I have previously (Johnson, 1961) accepted the view of Bouvier (1925) that
C.
brachydactyla is a synonym of
C. nilotica P. Roux. I now think that it is a valid species (Johnson, 1960a). Singapore specimens, as well as all others which I have seen from Malaya, agree in all essential features with Kemp's types from Penang and I consider that
peninsularis Kemp is a valid subspecies of
C. brachydactyla.
- Caridina propinqua De Man, 1908
C. propinqua is the most abundant member of its family in Singapore. It inhabits low-salinity brackish waters and adjoining fresh waters which are subject to tidal influence. It is often abundant in such habitats, and occurs everywhere in the island where they are found. Elsewhere
C. propinqua, though essentially a brackish water form, is sometimes found in freshwaters which are not connected with the sea. It ranges from Lake Chilka through to Thailand and Malaya. Singapore is its most southerly known locality.
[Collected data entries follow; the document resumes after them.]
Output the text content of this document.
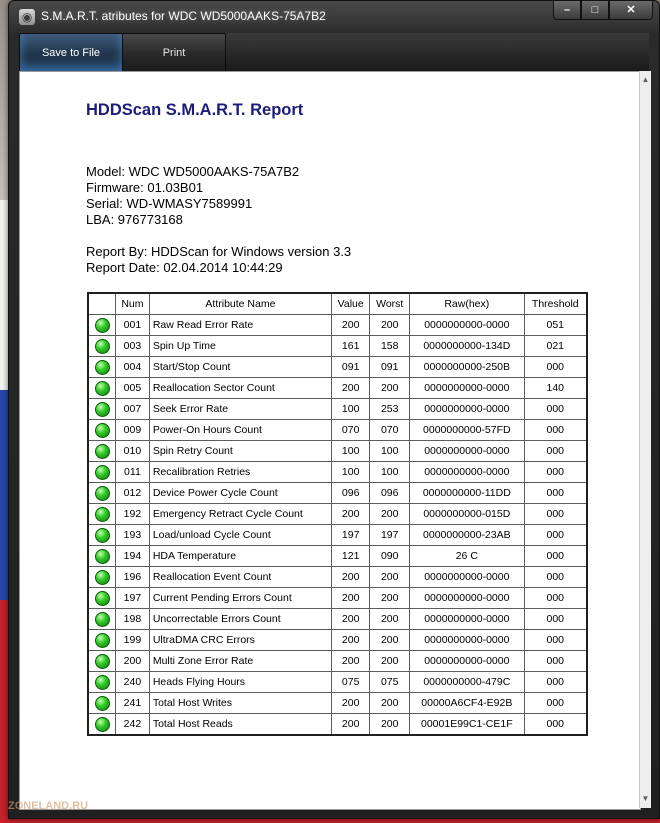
◉ S.M.A.R.T. atributes for WDC WD5000AAKS-75A7B2	–	□	✕
Save to File	Print
HDDScan S.M.A.R.T. Report
Model: WDC WD5000AAKS-75A7B2
Firmware: 01.03B01
Serial: WD-WMASY7589991
LBA: 976773168
Report By: HDDScan for Windows version 3.3
Report Date: 02.04.2014 10:44:29
	Num	Attribute Name	Value	Worst	Raw(hex)	Threshold
	001	Raw Read Error Rate	200	200	0000000000-0000	051
	003	Spin Up Time	161	158	0000000000-134D	021
	004	Start/Stop Count	091	091	0000000000-250B	000
	005	Reallocation Sector Count	200	200	0000000000-0000	140
	007	Seek Error Rate	100	253	0000000000-0000	000
	009	Power-On Hours Count	070	070	0000000000-57FD	000
	010	Spin Retry Count	100	100	0000000000-0000	000
	011	Recalibration Retries	100	100	0000000000-0000	000
	012	Device Power Cycle Count	096	096	0000000000-11DD	000
	192	Emergency Retract Cycle Count	200	200	0000000000-015D	000
	193	Load/unload Cycle Count	197	197	0000000000-23AB	000
	194	HDA Temperature	121	090	26 C	000
	196	Reallocation Event Count	200	200	0000000000-0000	000
	197	Current Pending Errors Count	200	200	0000000000-0000	000
	198	Uncorrectable Errors Count	200	200	0000000000-0000	000
	199	UltraDMA CRC Errors	200	200	0000000000-0000	000
	200	Multi Zone Error Rate	200	200	0000000000-0000	000
	240	Heads Flying Hours	075	075	0000000000-479C	000
	241	Total Host Writes	200	200	00000A6CF4-E92B	000
	242	Total Host Reads	200	200	00001E99C1-CE1F	000
▲
▼
ZONELAND.RU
- Caridina tonkinensis Bouvier, 1919
Like the preceeding species, C. tonkinensis characteristically inhabits low-salinity
brackish waters. It is apparently somewhat rarer than
C. propinqua and in Singapore it has so far only been found in the north-eastern portion of the island. I have collected in a number of similar localities in western Malaya. Until its recent discovery in Malaya (Johnson, 1961),
C. tonkinensis was only known from the type-specimens collected by Sollaud at Tonkin.
- Caridina weberi sumatrensis De Man, 1892
C. weberi sumatrensis is apparently rather rare in Malaya, though widely distributed. I have collected a single specimen from a shaded stretch of the Sungai Seletar, below the Nee Soon swamp forest, but above the tidal zone. It does not appear to extend into either the swamp forest or the tidal zone.